With this term has come a new way of looking at gender and sex, and the realization by many that the categories we most commonly accept—male and female—are rooted more in the particular way in which our culture views sex and gender than in any objective reality. “Man” and “woman” are labels which we affix to ourselves, but other cultures may affix other or additional labels, which are just as “real” to them, and which may reflect “reality” no less accurately than our terms.

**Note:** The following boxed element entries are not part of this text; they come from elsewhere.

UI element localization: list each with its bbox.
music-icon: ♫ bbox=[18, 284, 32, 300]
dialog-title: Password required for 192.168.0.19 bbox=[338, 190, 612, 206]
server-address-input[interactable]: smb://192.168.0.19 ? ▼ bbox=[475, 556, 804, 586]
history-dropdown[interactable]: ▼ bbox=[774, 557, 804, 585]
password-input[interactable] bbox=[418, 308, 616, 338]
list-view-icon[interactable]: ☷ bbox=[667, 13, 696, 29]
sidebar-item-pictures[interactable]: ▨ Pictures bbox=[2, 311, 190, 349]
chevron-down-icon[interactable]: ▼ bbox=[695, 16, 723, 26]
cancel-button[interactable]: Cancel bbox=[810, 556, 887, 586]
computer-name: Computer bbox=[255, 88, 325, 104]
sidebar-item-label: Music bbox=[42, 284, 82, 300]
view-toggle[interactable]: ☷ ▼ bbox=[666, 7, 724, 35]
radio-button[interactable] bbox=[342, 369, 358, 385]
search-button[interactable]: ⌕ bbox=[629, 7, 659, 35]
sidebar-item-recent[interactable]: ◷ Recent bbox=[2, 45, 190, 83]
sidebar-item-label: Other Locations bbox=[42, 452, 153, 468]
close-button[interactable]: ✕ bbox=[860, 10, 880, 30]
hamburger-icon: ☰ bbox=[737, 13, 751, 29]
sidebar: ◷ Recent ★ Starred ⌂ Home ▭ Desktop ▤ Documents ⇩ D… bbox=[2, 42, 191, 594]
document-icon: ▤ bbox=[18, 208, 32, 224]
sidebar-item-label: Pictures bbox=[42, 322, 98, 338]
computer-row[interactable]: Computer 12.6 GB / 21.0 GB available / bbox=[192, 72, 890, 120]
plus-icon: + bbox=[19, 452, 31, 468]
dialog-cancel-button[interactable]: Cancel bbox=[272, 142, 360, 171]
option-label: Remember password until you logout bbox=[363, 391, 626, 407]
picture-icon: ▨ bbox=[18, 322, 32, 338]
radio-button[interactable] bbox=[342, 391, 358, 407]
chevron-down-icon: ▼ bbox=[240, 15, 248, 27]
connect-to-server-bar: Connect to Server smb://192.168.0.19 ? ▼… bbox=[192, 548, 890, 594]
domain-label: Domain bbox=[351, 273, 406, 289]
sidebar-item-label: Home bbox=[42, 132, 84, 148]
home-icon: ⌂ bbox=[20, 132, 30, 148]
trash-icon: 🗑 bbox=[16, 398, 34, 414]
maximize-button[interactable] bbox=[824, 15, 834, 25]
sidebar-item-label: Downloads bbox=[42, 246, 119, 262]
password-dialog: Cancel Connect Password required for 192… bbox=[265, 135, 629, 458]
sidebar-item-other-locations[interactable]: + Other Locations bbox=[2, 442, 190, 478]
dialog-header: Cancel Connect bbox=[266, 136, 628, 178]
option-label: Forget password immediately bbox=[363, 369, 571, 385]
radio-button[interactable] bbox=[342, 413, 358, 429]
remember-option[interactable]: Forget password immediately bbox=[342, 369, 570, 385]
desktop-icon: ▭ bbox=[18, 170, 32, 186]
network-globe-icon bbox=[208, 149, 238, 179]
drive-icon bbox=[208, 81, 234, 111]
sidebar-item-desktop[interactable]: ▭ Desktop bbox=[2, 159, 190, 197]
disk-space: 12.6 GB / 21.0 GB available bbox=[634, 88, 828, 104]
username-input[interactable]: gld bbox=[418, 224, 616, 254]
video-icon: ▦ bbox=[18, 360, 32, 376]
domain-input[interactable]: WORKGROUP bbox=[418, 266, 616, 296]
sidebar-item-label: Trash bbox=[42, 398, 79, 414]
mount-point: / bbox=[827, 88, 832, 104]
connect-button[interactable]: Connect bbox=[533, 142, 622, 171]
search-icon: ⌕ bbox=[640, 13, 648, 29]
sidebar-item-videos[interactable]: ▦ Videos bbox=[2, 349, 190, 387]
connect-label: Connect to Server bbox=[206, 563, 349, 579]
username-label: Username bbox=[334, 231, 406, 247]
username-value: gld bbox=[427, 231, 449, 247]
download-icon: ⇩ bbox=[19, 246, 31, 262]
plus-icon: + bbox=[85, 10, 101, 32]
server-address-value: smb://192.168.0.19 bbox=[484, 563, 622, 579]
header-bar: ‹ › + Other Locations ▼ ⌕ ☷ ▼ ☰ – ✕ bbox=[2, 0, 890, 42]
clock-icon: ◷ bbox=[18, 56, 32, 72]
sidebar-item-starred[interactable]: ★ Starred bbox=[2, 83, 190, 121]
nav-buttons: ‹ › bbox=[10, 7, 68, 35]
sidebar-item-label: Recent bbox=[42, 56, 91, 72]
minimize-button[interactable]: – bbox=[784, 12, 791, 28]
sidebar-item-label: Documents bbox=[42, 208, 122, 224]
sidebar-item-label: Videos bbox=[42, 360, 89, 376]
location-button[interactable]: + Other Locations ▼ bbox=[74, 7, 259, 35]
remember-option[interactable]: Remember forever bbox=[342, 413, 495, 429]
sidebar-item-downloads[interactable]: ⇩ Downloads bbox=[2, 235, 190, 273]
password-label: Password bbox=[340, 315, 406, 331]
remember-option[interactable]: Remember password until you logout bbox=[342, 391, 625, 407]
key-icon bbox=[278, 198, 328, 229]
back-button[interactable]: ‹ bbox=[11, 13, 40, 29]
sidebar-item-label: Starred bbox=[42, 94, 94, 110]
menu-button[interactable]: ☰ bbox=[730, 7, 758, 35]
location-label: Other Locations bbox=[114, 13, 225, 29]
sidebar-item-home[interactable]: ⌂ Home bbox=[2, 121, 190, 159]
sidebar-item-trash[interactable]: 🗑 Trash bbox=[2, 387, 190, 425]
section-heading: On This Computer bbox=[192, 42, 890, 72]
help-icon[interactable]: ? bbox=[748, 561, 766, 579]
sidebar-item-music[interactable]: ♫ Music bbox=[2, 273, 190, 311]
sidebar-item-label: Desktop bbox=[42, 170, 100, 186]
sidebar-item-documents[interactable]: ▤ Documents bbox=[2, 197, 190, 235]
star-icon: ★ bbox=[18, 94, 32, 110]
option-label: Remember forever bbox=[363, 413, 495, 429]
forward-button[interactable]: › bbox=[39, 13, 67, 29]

This is a difficult concept for some people to accept, or even to understand—but look at it this way: until there was a Presbyterian Church, it was impossible to identify as Presbyterian. Presbyterianism is not a Universal Truth, but an identity that human beings in this culture and at this time can take for themselves Similarly, homosexual and heterosexual, as Stephen Whittle demonstrated in Volume 1, No. 5 of Chrysalis (our journal), are identities that are only about a century old. Before then, there were other sexual identities, and there was certainly behavior which we would, by today’s standards, call homosexual, but it did not carry that label and the stigma associated with it.

Our beloved (if only decades-old) categories of crossdresser and transsexual are not immutable are not fixed by nature, are not realities, except as we make them so. As people reject them in favor of newer (but no less “real”) identities, they lost their consensual power.

This is what is happening in the mid-nineties. While some portion of the community embraces the old terms, more and more people reject them, and the community evolves.

This necessarily creates tension between those whose identities are built upon the “traditional” terms, and those whose identities are not. Since some of our communities’ organizations are built upon the “old” model, they seem increasingly old-fashioned and rigid to that portion of the community which rejects the model upon which they are built.

In the next Chrysalis, which we call the “Transgender Gothic” issue, we will be looking in some detail at this paradigm shift, and what it means and will mean to the transgender community and its various organizations.